66話 知人が強いと嬉しい
「はあ…はあ…か、勝った…」
家の前で寝起き半ギレルカリオと戦い、勝利をおさめるまで実に30分はかかった。最後はルカリオの首に肘を叩きつけて気絶させたのだ。
「夏だけども風呂入らねえと風邪引くな」
ルカリオを引きずって俺は風呂場に来た。ルカリオにキンキンに冷えている冷水を浴びせて起こす。
「おはよ」
「やあ…おはよぅ」
ルカリオはきょとんとした顔で周りを見ている。
「どうした?」
「なんで僕は風呂にいるのかなあ…って」
「それは…そのー」
「はっきり言って!」
「朝に修行してたらルカリオが起きてきて怒って俺と戦って気絶させた…」
「ふぅん…」
鉄拳制裁来るか!と思ったが何も来なかった。
「記憶がないしいいや!せっかく風呂に居るんだから入っちゃお!ね!」
「あ、ああ…」
ルカリオってややこしいな…さっきあんなに期限悪かったのに、もう直ってるよ。
そして、風呂から上がると皆が起きていた。
「あれエルは?」
俺はキョロキョロと周囲を見回しながら皆に尋ねた。
「さあ…?」
エーフィ姉ちゃんが答えた。姉ちゃんが知らないのならば出掛けているのであろう。
「いいや。俺だけで済む用事だし」
傘を持って外に出ようとしたらミミロップに捕まり、抱き抱えられた。
「なんだよ」
「朝御飯食べたの?」
問われた瞬間、俺の腹が答えるようにぐぅ、と鳴った。
「腹で返事とは器用だねえ」
ロコンとアブソルがクスクス笑った。
「食べる?」
笑いを堪えているのが丸わかりのミミロップに聞かれる。
「食う」
朝食をちゃっちゃと終わらせ、再び傘を持って外に出た。
「なんで着いてきた?」
「僕だって散歩したいさ」
俺の後ろにくっつくようにツタージャが歩いている。
「それと、どこ行くのかも知りたいしね」
「ふむ…じゃあヒント。お前が喜ぶ場所」
「僕が喜ぶ場所…?他にヒントは?」
「ヒントはこれだけ。後は着くまで我慢か、答えを導きだすかの2択だぜ」
「意地悪…」
そうは言ったものの真剣に考え込んでいる。はぐれないように俺の尻尾に蔓を巻き付けながら。

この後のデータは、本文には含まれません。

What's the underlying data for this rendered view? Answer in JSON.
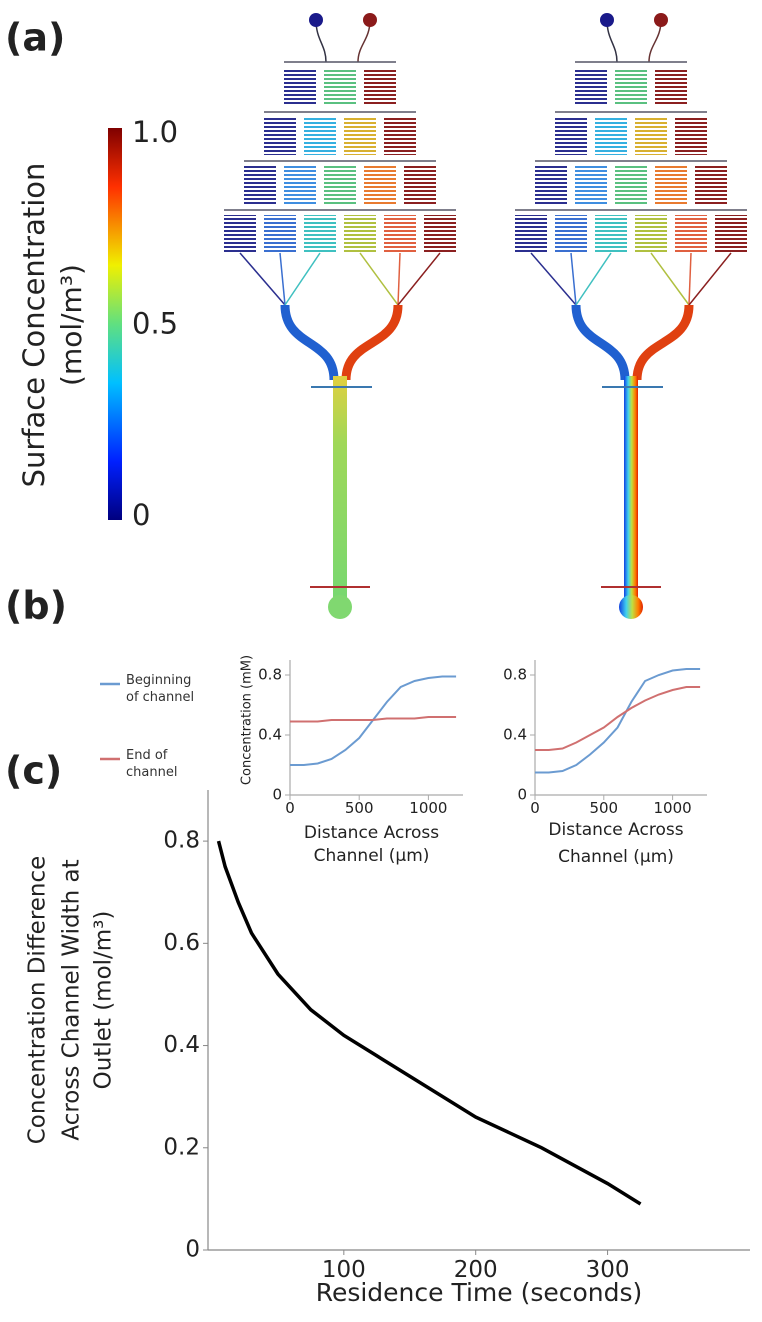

それから約1時間。歩き続ける間ツタージャは一言も…いや、俺に話しかけず一匹でぶつぶつ呟いていた。
「うしっ、やっと着いたな」
二階建ての家の前に立ち、インターホンを鳴らす。数秒後、ドアが開き中に招き入れられた。
「イーブイ君久しぶりですね」
「先生こそ。相変わらずお元気そうで…なーんてな。皆来てる?」
「もちろん。昨日の夜から集まってるよ」
「母…さん?」
ツタージャが首を傾げた。
「久しぶりね。あら、少し大きくなったんじゃない?」
俺はツタージャに小さくウィンクした。ツタージャは俺を見て微笑んだ。
親子愛を壊さぬよう、俺はチラチーノ、マニューラ、ジャノビーの待つ奥の部屋に進んだ。
「うーっす」
適当に挨拶して全員の顔を見る。懐かしいなぁ…としみじみ思いながら話しを始める。
「急な呼び掛けに集まってくれてありがとう。で、ここからが本題なんだ…」
マニューラがゴクリと唾を飲む音が聞こえた。
「俺達と一緒に戦ってもらいたい」
「どういうことだ?」
ジャノビーが真剣な顔つきで俺を見た。その顔はどことなくツタージャに似ていた。
「ダークルギアっていう奴が甦ったんだ。ソイツをまた封印かはわかんないけど倒すために力を貸してほしいんだ」
「よっしゃ!そういうことなら任しときい!」
チラチーノが勢いよく立ち上がった。
「それで?いつが戦いの日なのよ」
ジャローダがドアの向こうから言った。
「39日後だ。その日のためにちゃんと訓練しとけよな」
「おう!」
ジャノビーがヤル気満々に言った。
「んじゃ、またなー」
別れを告げて玄関に来る、そこではまだツタージャとジャローダは戯れていた。
「あー。俺、帰るから。ツタージャも帰るぞ」
「ヤダー!まだ居たいのー!」
駄々をこねるツタージャを見て俺はため息を着いた。
「いいわよ、イーブイ。39日後に家に行くから」
「わかった。ツタージャ、迷惑かけるなよ」
「はーい」
「じゃあな〜」
俺は傘をさして自分の家を目指して歩き出した。
そして、いざ家に着いたがエルはまだ帰ってきてないようだった。
そのうち帰ってくるだろ、と呑気に考えた。